Religionslehrerin bucht Callboy
Im Film „Meine Stunden mit Leo“schlüpft Emma Thompson in die Rolle einer pensionierten Lehrerin und Witwe, die nach Jahrzehnten im Alltagstrott ihre Lebenslust neu entdecken will.
Es klopft an der Hotelzimmertür. Noch einmal den Rock zurechtzupfen, tief einatmen und öffnen. Da steht er. Schön wie ein junger Gott. Groß. Gut gebaut. Ein gewinnendes Lächeln. Strahlende Augen, in die man versinken möchte. Er sieht noch besser aus als auf den Fotos. Trotzdem zögert Nancy (Emma Thompson) und würde die Angelegenheit am liebsten gleich wieder abbrechen. Die pensionierte Religionslehrerin ist seit zwei Jahren Witwe und hat sich nun einen Prostituierten gebucht. Ihr verstorbener Gatte ist der einzige Mann, mit dem sie je geschlafen hat. Über die Missionarsstellung ist das eheliche Sexleben in 31 Jahren nicht hinausgekommen.
„Was sind deine Fantasien?“fragt der junge Mann (Daryl McCormack), der sich den Künstlernamen Leo Grande gegeben hat. „Sex zu haben? Heute Nacht? Mit dir? Macht es dir etwas aus?“, antwortet sie hektisch, und jedes Wort wird von riesengroßen Fragezeichen erdrückt. Nancy weiß, was sie will, aber nicht, ob es richtig ist, es zu wollen.
Deswegen bombardiert sie den jungen Mann mit Fragen: Fühlt er sich erniedrigt? Benutzt er Viagra? Ist er als Waisenkind verschleppt worden? Er tue dies nur, um sein College zu finanzieren, sagt Leo. Nancy ist erleichtert angesichts der bildungsbürgerlichen Begründung, bis Leo ein ironisches Lächeln hinterherschickt.

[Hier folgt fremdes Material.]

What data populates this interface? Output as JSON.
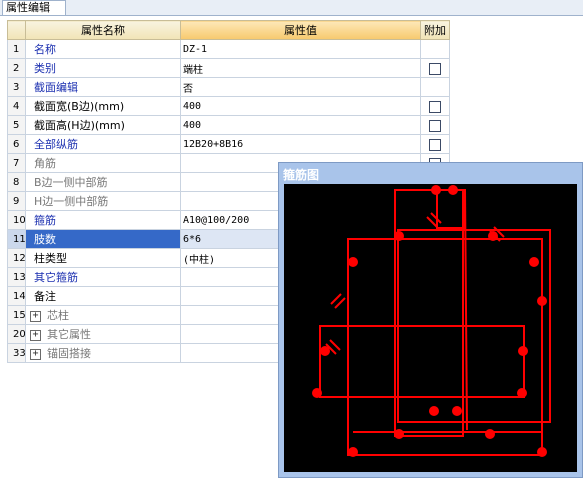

Solche Lügen gehören zur Illusion, die er als Sexarbeiter verkauft.
Drei Treffen zwischen Nancy und Leo bieten den Erzählrahmen von Sophie Hydes Film „Meine Stunden mit Leo“– ein Kammerspiel, das den Fokus ganz und gar auf seine beiden Hauptfiguren legt. Emma Thompson ist schlichtweg brillant als frühere Religionslehrerin, die ihre moralischen Parameter neu justiert und im fortgeschrittenen Alter endlich die eigene Lust entdecken will. Ihre Nancy verfügt über ein erstaunliches Reflexionsvermögen, mit dem sie ihr bisheriges, unbefriedigendes Leben als Ehefrau, Mutter und Pädagogin unnachgiebig analysiert. Aber sie ahnt, dass an ihrer generellen Frustration die unerfüllte Sexualität einen großen Anteil hat.
Aber auch wenn der gebuchte Gigolo mit größtmöglicher Einfühlsamkeit auf seine Klientin eingeht, sind die Jahrzehnte alten Blockaden nicht so leicht zu lösen. Zudem entwickelt sich zwischen den beiden im Zuge der verschiedenen Escort-Dates auch eine komplexe Beziehung. Denn selbst wenn das sexuelle Erwachen der älteren Frau im Zentrum der Aufmerksamkeit steht, lotet „Meine Stunden mit Leo“auch das Thema Sexarbeit gründlich und vorurteilsfrei aus.
„Ich habe ihn erschaffen und ich bin stolz auf ihn“, sagt der junge Mann über Leo Grande, der mit Geduld und Sex-Appeal all seine Kundinnen glücklich machen will. Dass hinter der ansehnlichen Fassade des bezahlbaren Sexheiligen auch eine problembeladene Biografie steckt, findet Nancy heraus, als sie durch Recherchen die echte Identität des Callboys entdeckt. Für Leo ist das eine nicht akzeptable Grenzüberschreitung. Aber mit dem Eklat ist die Geschichte noch nicht zu Ende. Beim dritten Treffen sind die Karten neu gemischt und der Weg ist frei für eine Klarheit, die ganz selbstverständlich in die erste und letzte Sexszene des Films mündet – und in ein grandioses Schlussbild, für das Emma Thompson all unsere Liebe und Hochachtung verdient.